In traditional art there is a blending of beauty and utility which makes of every object of traditional art, provided it belongs to a thriving traditional civilization not in the stage of decay, something at once useful and beautiful. It is through its art that tradition forges and forms an ambience in which its truths are reflected everywhere, in which men breathe and live in a universe of meaning in conformity with the reality of the tradition in question.
That is why, in nearly every case of which we have a historical record, the tradition has created and formalized its sacred art before elaborating its theologies and philosophies. Saint Augustine appears long after the sarcophagus art of the catacombs which marks the beginning of Christian art, as Buddhist architecture and sculpture came long before Nāgarjuna.
Even in Islam, which developed its theological and philosophical schools rapidly, even the early Mu‘tazilites, not to speak of the Ash‘arites or al-Kindī and the earliest Islamic philosophers, follow upon the wake of the construction of the first Islamic mosques which were already distinctly Islamic in character.

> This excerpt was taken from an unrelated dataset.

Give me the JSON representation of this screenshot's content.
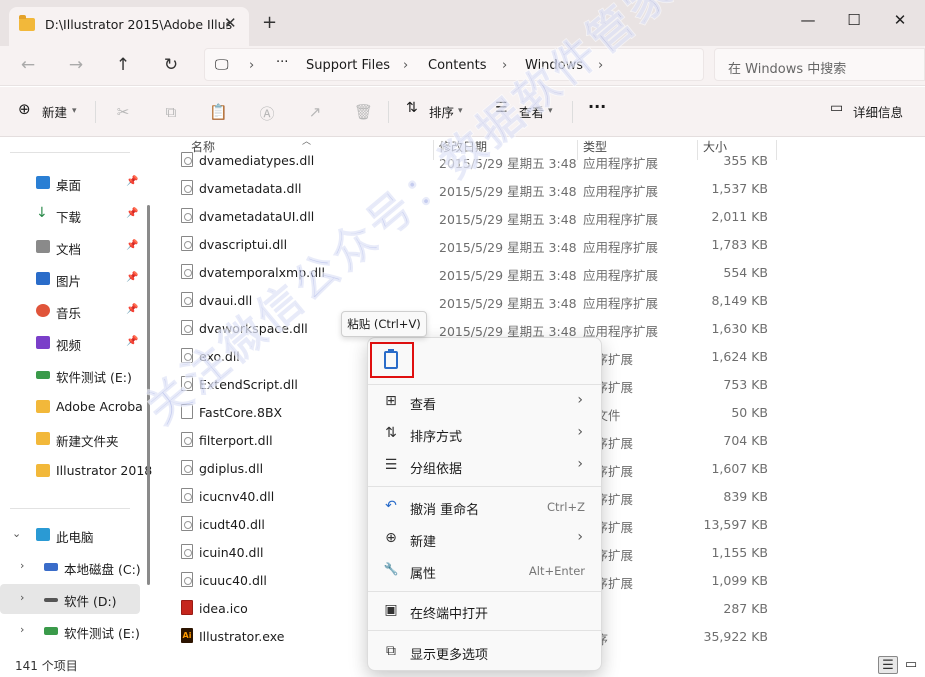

In order to breathe and function in a world, religion must remold that world not only mentally but also formally; and since most human beings are much more receptive to material forms than to ideas and material forms leave the deepest effect upon the human soul even beyond the mental plane, it is the traditional art which is first created by the tradition in question.
This is especially true of sacred art which exists already at the beginning of the tradition for it is related to those liturgical and cultic practices which emanate directly from the revelation. Therefore, the first icon is painted by Saint Luke through the inspiration of the angel, the traditional chanting of the Vedas is “revealed” with the Vedas, the Quranic psalmody originates with the Prophet himself, etc.